Siempre fui una persona tranquila, amante de la naturaleza, hasta que conocí a los hombres vestidos de amarillo.
Viví en una cabaña a la orilla del mar. En una playa desierta, donde sólo se escuchaba el oleaje y la brisa despeinando palmeras. El bullicio más fuerte era el que causaba el viento enfurecido. Ruidos místicos, con espíritu.
No puedo explicarme ni como ni porqué, pero un mal día me di cuenta que ya no estaba ahí.
En ésta ciudad, no obscurece como en mi pueblo; a las seis de la tarde. No. Aun hay luz a las nueve y no consigo conciliar el sueño hasta pasada la media noche. A eso de las cinco de la mañana, comienzan a sonar las máquinas. Y digo “máquinas” excluyendo a los camiones de refrescos, que arman un verdadero escándalo cuando entregan a los restaurantes vecinos y el timbre del edificio, que chilla como si lo hubieran instalado en mis orejas. Las señoras que llevan a los niños al colegio y ladran desaforadas, los jóvenes que a la hora de la siesta retruenan sus motocicletas, y los que restauran todos estos viejos edificios, bajan de los camiones esas armazones tubulares, tirándolas de lo alto para que produzcan una estruendosa caída. Martillan y martillan para construirlas y ahí treparse para seguir martillando.
Voy a olvidarme de todos estos ruidos, para limitarme a los que más me aquejan. A los que me ponen los nervios de punta. A los que me provocan este deseo de salir por la ventana con una escopeta y acabar con todos ellos de una buena vez. Me refiero a los producidos por las máquinas de los hombres de amarillo. Los de mantenimiento de la ciudad.
Por la mañana, como a las cinco, la máquina que lava la calle, con el motor más escandaloso que jamás había yo escuchado, marcha poco a poco, como si quisiera quedarse para siempre bajo mi ventana. Cuando se va, un loco del piso de arriba, sale con sus calzoncillos rojos por la ventana aullando, "alle, alle, bravo, bravo”. Una vez opte por a gritos pedirle que se callara, pero lo alborote más. Además salieron otros vecinos a reclamar. La situación se volvió insoportable. En cuanto termina el loco, llega el camión de mantenimiento de la ciudad, con sus podadoras, sierras eléctricas y otra aun más ruidosa que echa aire, (aquí la utilizan en vez de una mágica y armónica escoba de varas) barriendo las hojas de los árboles.

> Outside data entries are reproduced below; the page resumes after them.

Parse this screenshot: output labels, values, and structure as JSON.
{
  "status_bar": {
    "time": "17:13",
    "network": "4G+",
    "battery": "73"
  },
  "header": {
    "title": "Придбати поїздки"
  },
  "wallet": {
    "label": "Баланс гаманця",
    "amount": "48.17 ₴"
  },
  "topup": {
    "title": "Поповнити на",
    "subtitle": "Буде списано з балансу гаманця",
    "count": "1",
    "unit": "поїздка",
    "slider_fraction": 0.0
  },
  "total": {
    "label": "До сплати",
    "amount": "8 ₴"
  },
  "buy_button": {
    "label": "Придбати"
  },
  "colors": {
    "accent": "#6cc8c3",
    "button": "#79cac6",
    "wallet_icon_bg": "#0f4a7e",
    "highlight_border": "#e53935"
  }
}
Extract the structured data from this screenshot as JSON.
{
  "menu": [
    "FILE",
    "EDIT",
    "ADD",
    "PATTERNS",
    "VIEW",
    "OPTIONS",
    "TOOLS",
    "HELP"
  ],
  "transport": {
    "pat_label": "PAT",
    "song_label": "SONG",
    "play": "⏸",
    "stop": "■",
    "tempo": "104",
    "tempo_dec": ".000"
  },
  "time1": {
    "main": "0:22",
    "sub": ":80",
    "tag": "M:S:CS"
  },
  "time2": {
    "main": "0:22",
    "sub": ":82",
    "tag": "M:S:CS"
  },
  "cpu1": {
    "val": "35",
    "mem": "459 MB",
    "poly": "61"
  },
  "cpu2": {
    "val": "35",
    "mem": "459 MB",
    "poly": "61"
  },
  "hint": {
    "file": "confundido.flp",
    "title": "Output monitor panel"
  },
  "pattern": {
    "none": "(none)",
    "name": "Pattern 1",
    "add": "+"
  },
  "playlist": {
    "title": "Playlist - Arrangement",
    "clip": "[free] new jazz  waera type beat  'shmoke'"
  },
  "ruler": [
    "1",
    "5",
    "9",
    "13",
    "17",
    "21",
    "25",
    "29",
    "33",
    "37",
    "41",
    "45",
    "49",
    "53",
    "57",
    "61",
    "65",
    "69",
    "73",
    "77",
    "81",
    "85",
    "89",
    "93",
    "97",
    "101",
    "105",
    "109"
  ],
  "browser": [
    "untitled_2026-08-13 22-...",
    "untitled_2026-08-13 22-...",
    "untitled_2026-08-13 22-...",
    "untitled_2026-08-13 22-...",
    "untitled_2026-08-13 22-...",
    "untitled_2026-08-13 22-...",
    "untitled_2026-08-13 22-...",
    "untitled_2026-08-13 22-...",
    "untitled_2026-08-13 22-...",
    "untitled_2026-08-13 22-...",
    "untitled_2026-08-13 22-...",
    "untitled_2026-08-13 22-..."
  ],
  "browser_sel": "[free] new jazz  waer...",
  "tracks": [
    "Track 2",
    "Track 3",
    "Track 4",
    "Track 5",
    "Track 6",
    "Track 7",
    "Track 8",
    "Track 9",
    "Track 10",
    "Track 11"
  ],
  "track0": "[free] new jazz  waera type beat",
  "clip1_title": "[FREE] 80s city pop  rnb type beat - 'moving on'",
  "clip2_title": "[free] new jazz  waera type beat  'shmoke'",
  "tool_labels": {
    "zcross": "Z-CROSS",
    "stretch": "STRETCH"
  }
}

Como extraño a los niños de silenciosas bicicletas cantando “agua, agua” y el silbato de los camotes. Al afilador de cuchillos con su armónica, al de los aplausos con el pan dulce. Los domingos la ley prohíbe hacer ruido. Yo trataba de disfrutar el silencio. Pero al sentir nuevamente la calma, el piar de los pájaros, el viento, me entraba una terrible depresión que alimentaba mi furia. Los lunes aborrecía con más fuerza el ruido, las máquinas y a los hombres de amarillo.
Varias noches tuve un sueño recurrente. Conocía al dueño del negocio donde se vendían las máquinas más ruidosas. Me invitó a su taller y ahí pude apreciar todos los artefactos juntos. Yo le compraba la más escandalosa, y seguía a los hombres de amarillo a sus casas, anotando la dirección de cada uno. Sus horas habituales de llegada y de partida. El vecino de los calzoncillos rojos, bajaba mientras probaba mi máquina y me descubría tan exaltado que se entusiasmaba y se me unía. Pedimos otra máquina, nos vestimos de rojo y nos dedicábamos a hacer ruido. La gente se asomaba por las ventanas gritando desquiciada. Entonces nos escondíamos, pero sin dejar de hacer ruido. Reíamos a carcajadas, nos revolcábamos en el suelo tosiendo con las manos en el estómago y lágrimas de contento por el insomnio de los otros.
Pero finalmente dan las 5 y me despierto exaltado por los ruidos de Ginebra. Me pregunto ¿qué demonios estoy haciendo aquí?, mañana mismo me regreso a la playa.